Like I said, I wanted to train some models with somewhat different images, so I created some more slightly different datasets from the original.
First, I determined the mean and the standard deviation (std) of the images, so I could normalize them. This means we subtract the mean, and divide them by the std across all three (RGB) channels. As a result, the mean of the data becomes 0, and the std becomes 1. That means the data distribution resembles to the Gaussian curve. It can help the model for quicker convergence.
The normalization can be used by itself, but we can apply other different transformations on the datasets, which can have a positive impact on the training process. This is called data augmentation.
We can apply randomly chosen transformations on the images while loading them from the dataset.

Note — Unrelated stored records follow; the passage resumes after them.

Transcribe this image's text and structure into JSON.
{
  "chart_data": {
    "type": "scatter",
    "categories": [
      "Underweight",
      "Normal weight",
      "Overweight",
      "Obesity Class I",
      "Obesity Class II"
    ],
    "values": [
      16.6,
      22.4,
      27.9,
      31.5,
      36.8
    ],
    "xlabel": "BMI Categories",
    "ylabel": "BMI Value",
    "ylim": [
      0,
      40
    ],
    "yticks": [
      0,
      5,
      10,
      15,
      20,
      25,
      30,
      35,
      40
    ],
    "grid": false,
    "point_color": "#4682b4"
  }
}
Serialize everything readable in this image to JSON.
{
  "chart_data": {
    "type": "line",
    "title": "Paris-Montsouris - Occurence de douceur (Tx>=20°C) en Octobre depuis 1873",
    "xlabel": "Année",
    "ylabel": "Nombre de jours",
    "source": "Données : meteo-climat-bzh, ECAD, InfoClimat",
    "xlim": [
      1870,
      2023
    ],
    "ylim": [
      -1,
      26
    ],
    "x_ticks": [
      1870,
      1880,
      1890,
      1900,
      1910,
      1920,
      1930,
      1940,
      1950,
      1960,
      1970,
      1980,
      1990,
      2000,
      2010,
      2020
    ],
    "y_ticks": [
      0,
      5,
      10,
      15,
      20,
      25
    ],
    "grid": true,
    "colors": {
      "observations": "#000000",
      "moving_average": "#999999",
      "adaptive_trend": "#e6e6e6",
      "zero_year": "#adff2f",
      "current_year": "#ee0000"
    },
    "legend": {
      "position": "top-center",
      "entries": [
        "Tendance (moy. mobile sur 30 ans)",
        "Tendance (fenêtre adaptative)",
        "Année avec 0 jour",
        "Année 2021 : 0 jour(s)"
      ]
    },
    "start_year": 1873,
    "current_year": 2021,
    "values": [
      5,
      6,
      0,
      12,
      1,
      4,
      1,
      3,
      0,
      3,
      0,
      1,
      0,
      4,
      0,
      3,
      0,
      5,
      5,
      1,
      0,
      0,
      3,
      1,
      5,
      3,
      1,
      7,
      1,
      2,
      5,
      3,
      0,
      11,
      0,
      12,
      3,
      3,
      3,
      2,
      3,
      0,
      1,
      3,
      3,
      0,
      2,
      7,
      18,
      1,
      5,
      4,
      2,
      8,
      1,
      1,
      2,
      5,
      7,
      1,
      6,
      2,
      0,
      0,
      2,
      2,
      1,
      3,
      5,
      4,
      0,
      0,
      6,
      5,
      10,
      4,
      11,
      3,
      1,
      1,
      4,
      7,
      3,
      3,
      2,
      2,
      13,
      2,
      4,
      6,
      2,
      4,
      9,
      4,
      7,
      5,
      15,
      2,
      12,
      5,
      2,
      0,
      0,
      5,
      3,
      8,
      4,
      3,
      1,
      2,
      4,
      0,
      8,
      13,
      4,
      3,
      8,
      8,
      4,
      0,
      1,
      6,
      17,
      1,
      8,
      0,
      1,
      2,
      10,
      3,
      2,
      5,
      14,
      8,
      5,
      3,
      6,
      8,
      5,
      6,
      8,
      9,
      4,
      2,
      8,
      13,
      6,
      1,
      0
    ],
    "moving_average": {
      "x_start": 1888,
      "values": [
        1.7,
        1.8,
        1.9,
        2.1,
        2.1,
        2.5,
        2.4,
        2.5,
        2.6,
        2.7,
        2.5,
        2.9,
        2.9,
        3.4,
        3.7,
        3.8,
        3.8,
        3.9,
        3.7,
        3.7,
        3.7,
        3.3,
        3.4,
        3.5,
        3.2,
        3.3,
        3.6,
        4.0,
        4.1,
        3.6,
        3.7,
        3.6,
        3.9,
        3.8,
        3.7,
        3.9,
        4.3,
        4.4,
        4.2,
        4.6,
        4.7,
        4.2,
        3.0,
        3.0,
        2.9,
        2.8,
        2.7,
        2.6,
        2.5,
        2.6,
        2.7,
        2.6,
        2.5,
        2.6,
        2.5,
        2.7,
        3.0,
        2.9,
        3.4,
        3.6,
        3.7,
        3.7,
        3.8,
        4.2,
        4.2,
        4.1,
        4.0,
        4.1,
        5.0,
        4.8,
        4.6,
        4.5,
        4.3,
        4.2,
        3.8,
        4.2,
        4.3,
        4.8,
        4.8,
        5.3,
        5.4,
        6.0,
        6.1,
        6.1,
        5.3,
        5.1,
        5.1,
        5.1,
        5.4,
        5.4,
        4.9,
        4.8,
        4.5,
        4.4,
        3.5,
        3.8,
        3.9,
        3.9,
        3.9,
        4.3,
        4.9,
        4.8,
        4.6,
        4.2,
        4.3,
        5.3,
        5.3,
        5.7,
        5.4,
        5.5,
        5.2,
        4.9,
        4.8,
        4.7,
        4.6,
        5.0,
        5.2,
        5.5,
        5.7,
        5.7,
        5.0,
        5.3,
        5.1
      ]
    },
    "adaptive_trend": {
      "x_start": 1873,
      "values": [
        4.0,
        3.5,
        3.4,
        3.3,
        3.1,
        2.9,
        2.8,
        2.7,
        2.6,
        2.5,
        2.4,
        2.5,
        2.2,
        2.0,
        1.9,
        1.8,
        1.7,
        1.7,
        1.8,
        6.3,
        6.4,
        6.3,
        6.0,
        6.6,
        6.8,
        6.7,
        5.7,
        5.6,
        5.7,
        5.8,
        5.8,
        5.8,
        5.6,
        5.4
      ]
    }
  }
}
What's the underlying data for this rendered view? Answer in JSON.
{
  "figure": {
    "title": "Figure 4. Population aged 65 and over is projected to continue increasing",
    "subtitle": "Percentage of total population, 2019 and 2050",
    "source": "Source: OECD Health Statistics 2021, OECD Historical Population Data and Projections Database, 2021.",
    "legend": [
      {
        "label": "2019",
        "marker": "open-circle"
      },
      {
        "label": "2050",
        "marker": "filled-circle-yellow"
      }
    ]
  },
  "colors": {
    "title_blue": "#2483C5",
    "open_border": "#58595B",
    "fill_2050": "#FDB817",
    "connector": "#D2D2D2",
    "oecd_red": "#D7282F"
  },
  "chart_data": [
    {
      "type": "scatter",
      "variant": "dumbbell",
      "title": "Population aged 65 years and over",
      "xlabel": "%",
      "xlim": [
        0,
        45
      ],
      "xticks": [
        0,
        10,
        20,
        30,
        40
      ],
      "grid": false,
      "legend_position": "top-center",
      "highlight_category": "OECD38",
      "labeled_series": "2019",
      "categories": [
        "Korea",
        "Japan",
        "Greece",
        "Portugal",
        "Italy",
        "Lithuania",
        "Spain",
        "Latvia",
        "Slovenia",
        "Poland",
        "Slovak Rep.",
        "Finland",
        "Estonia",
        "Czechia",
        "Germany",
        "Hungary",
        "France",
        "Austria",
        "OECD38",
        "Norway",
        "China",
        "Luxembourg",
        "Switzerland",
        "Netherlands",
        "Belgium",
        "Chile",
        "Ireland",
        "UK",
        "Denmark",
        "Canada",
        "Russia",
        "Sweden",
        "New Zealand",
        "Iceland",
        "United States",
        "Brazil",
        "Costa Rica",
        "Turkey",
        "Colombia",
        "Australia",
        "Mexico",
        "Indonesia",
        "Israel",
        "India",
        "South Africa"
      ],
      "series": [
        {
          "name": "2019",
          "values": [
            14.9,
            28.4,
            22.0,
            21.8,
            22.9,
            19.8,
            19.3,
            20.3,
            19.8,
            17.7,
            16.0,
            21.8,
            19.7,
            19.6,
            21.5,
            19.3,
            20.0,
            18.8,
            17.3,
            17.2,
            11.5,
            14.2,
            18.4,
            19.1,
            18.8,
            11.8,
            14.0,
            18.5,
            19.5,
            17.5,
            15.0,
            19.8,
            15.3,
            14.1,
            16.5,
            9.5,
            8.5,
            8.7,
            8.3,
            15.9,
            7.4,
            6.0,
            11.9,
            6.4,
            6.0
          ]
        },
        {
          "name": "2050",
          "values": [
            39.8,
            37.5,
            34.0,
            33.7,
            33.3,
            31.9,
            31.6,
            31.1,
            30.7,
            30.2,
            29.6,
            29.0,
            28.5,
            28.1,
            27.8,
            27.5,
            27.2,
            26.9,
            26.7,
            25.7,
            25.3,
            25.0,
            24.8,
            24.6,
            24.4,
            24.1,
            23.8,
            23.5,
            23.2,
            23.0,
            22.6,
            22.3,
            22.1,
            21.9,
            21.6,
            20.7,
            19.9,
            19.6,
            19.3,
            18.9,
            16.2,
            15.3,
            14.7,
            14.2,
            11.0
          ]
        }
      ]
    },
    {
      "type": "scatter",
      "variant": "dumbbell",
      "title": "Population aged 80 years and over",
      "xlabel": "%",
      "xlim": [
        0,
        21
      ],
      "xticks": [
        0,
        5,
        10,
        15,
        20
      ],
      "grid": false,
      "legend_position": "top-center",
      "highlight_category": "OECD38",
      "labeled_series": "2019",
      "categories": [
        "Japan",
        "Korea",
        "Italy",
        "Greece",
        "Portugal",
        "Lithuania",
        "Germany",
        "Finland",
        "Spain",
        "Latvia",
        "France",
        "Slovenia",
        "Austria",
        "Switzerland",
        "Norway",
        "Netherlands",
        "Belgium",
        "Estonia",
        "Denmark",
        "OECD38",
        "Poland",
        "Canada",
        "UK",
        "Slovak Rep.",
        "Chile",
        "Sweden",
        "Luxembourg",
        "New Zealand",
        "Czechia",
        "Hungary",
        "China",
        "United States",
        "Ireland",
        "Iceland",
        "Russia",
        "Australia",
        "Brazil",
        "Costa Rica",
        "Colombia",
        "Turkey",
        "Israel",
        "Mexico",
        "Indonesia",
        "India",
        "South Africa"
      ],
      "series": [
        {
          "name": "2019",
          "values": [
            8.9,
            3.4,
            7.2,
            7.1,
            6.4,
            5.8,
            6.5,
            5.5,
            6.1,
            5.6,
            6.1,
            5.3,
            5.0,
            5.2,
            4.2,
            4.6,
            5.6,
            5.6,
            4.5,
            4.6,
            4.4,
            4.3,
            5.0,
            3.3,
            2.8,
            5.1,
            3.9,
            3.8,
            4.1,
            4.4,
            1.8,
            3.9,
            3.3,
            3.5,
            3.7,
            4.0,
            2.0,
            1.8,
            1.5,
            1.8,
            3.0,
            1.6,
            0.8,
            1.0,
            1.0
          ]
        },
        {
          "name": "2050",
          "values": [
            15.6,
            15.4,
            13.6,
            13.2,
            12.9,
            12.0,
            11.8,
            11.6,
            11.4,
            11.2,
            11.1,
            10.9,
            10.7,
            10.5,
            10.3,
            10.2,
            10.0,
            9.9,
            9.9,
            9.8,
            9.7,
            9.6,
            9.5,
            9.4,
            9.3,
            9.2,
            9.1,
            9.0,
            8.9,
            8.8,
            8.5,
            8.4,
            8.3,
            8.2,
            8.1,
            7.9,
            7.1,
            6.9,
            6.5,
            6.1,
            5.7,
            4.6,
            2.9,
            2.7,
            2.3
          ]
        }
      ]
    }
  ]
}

Since this transformations appear randomly on the images, the model sees slightly different inputs at each epoch — and it’s a good thing for better generalizing.
In this case I normalized all the images, then added some randomness to them. Some images may have been flipped horizontally, some of them may have missed some areas, and others may have moved a bit in a random direction (see RandomCrop).
That 25 000 images could been found in separated folders. There was a training set with around 14 000, a train set with 3 000 and a prediction set with 7 000 images.
Since there wasn’t a dedicated validation set, I used the random_split function to separate 20% of the dataset for this purpose, and the remainder became the training set. The prediction set with its 7 000 images didn’t contain any labels for the images — the dataset was a part of a Kaggle competition — so I couldn’t use that.
For the modded dataset I had to trick a little. Since I modified the whole training dataset before separate the validation set, I had to use the normalized validation set. Because I didn’t want any overlap in the modified training set, and the normalized validation set (what we would use when we trained the model with the modded dataset), I used fixed random_splitting with the same randomness — in this way I got two datasets exactly as I wanted.
After I had that many colorful datasets, I got curious, how colors affect the learning of a model — so I created a grayscaled dataset from the original one. I know, there must be a dozen build-in or third-party functions for this task, what do its job faster, maybe more accurately — this procedure was one of the few image operations I remembered from school, so I wrote my own one to do it.
Before I could start the training, I had to check the distribution of the images — it wouldn’t help the learning phase, if the majority of the images were buildings alone.
Luckily it wasn’t the case, the images were well-distributed, ready for the training — so let’s move to the next step.
The GPUs can much more faster carry out some kind of tasks, and matrix operations are one of them. Since in this project the most calculations were related to matrices, if we had the opportunity, we should have used GPUs instead of CPUs. Since Kaggle provides us 30 hours GPU usage in a week, I had to move the data to the GPU. That moving mission was defined by the cell of code below.
If we don’t have a GPU — or we don’t always have one — we can still use this code. It search for Cuda GPU, and if finds one, will set the default device to the GPU — if there’s not Cuda GPU the CPU will remain the default device. If so, there won’t happen anything.
The next task was define some models we would use. Since my aim wasn’t building the most accurate predictive system, there are just some simple neural networks.
The first model (Model 0) is made of fully-connected layers. The input layer receives the input pixels — notice that the input number of pixels varies according to the size of the input images. Since we had grayscaled and colorful images as well, all model has a modified version, what can get the grayscaled batch of images, the models on the sketches are made for RGB images.